Do airlocks in space decompress violently as they do in movies? The standard scene follows: The good guys have finally captured the enemies and have them in an airlock chamber on a spaceship. A button is pressed and out they go, violently propelled by the blast of air moving from a pressurized zone to a zone of much less pressure (space).
Here's my question: If people don't immediately decompress, then why do airlocks do this in movies? If the air moves due to expansion to reduce pressure, then why wouldn't the human body do the same?
 A: People don't immediately compress because the body is more or less a pressure vessel. It's not a very good pressure vessel for dealing with vacuum, but it's something. It's your body's resistance to pressure that lets you do things like spray bodily fluids (from your mouth, or from your bladder, or from your arteries). When my wife was in labor with my son, one of the sensors monitoring her reported the internal pressure during her contractions in pascals (though you'll have to find an obstetrician to tell you what a typical uterine contraction pressure is, because I was mostly paying attention to other things at the time).
Gases don't have this constriction. Nitrogen and oxygen at room temperature have mean molecular velocities following
\begin{align}
\frac12 mv^2 &= \frac32 kT \\
\frac vc &= \sqrt\frac{3kT}{mc^2} \approx \sqrt\frac{3\cdot 25\,\mathrm{meV}}{30\,\mathrm{GeV}} \\
v &\approx 1.5\times 10^{-6}c \approx 450\,\mathrm{m/s} \approx 1000\,\mathrm{mph}
\end{align}
When you depressurize a gas volume at room temperature, this is the average speed of the gas that moves into the vacuum. If you depressurize an airlock by letting the air flow through a 2 m$^2$ doorway, you have a lot of momentum to carry things along with you.
Emilio Pisanty gives a nice example in a comment: if your airlock is the size of a bathroom (~ 20 m$^3$) and it's depressurized rapidly, so that all the air is "suddenly" moving away from the door at a thermal speed, the momentum of the air is comparable to the momentum of a car. You have a good intuition for what it's like to be hit by a car (hint: it sucks, even at low speed); getting thrown out the door of the airlock is a totally plausible outcome, but not a certainty. Keep in mind, if you start to calculate things, that the kinetic energy available, $p^2/2m$, goes way up if you take the momentum of a car collision and put it into a few kilograms of air.
Note that in a real airlock, you'd change the pressure slowly. If you were on a spacecraft where air was a precious resource, you would probably even pump the air from the airlock into the spacecraft rather that throwing it away.
A: 
Then why do airlocks do this in movies?

Good question. Why do space vehicles have wings in movies? Why do producers have all kinds of non-physical nonsense going on in scifi movies?

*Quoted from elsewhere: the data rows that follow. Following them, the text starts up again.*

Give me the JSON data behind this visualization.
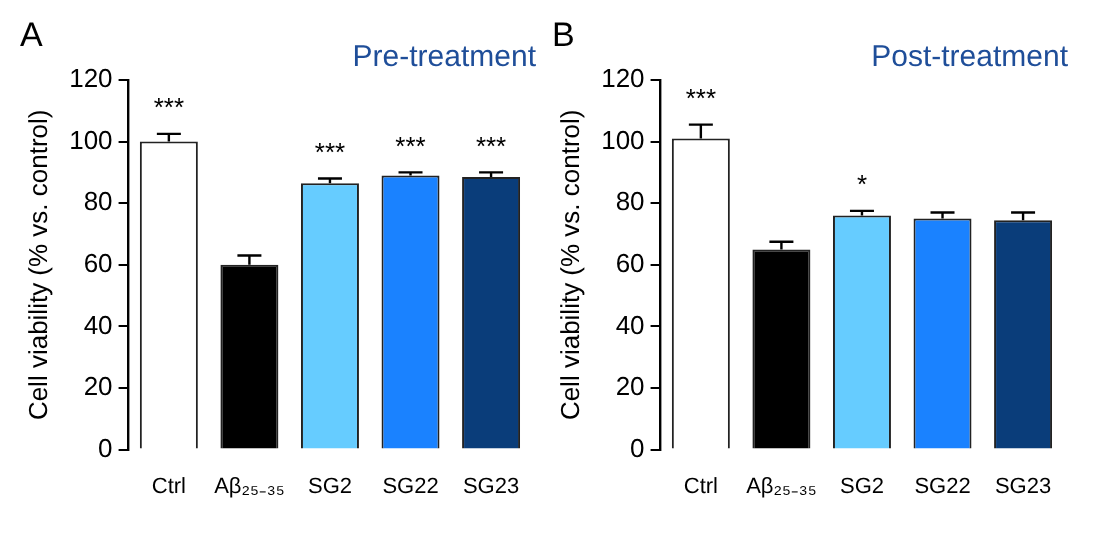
{
  "chart_data": [
    {
      "type": "bar",
      "title": "Pre-treatment",
      "ylabel": "Cell viability (% vs. control)",
      "categories": [
        "Ctrl",
        "Aβ₂₅₋₃₅",
        "SG2",
        "SG22",
        "SG23"
      ],
      "values": [
        100,
        60,
        86.5,
        89,
        88.5
      ],
      "errors": [
        2.5,
        3,
        1.5,
        1,
        1.5
      ],
      "value_labels": [
        "***",
        null,
        "***",
        "***",
        "***"
      ],
      "colors": [
        "#ffffff",
        "#000000",
        "#66ccff",
        "#1a82ff",
        "#0a3d7a"
      ],
      "ylim": [
        0,
        120
      ],
      "yticks": [
        0,
        20,
        40,
        60,
        80,
        100,
        120
      ],
      "annotations": [
        "A"
      ]
    },
    {
      "type": "bar",
      "title": "Post-treatment",
      "ylabel": "Cell viability (% vs. control)",
      "categories": [
        "Ctrl",
        "Aβ₂₅₋₃₅",
        "SG2",
        "SG22",
        "SG23"
      ],
      "values": [
        101,
        65,
        76,
        75,
        74.5
      ],
      "errors": [
        4.5,
        2.5,
        1.5,
        2,
        2.5
      ],
      "value_labels": [
        "***",
        null,
        "*",
        null,
        null
      ],
      "colors": [
        "#ffffff",
        "#000000",
        "#66ccff",
        "#1a82ff",
        "#0a3d7a"
      ],
      "ylim": [
        0,
        120
      ],
      "yticks": [
        0,
        20,
        40,
        60,
        80,
        100,
        120
      ],
      "annotations": [
        "B"
      ]
    }
  ]
}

The answer to these questions is simple: Because they make for such cool special effects. Don't take anything you see in a bad scifi movie as real.
Real airlocks currently operate very slowly. As much air as is possible is pumped to a reservoir before the outer lock is opened. Air will presumably still be a precious resource when/if space travel becomes commonplace. Why waste that resource?
The pressure difference between inside and outside may will bind the pod bay door shut, precluding the door from opening until at least some of the gas is removed from the airlock.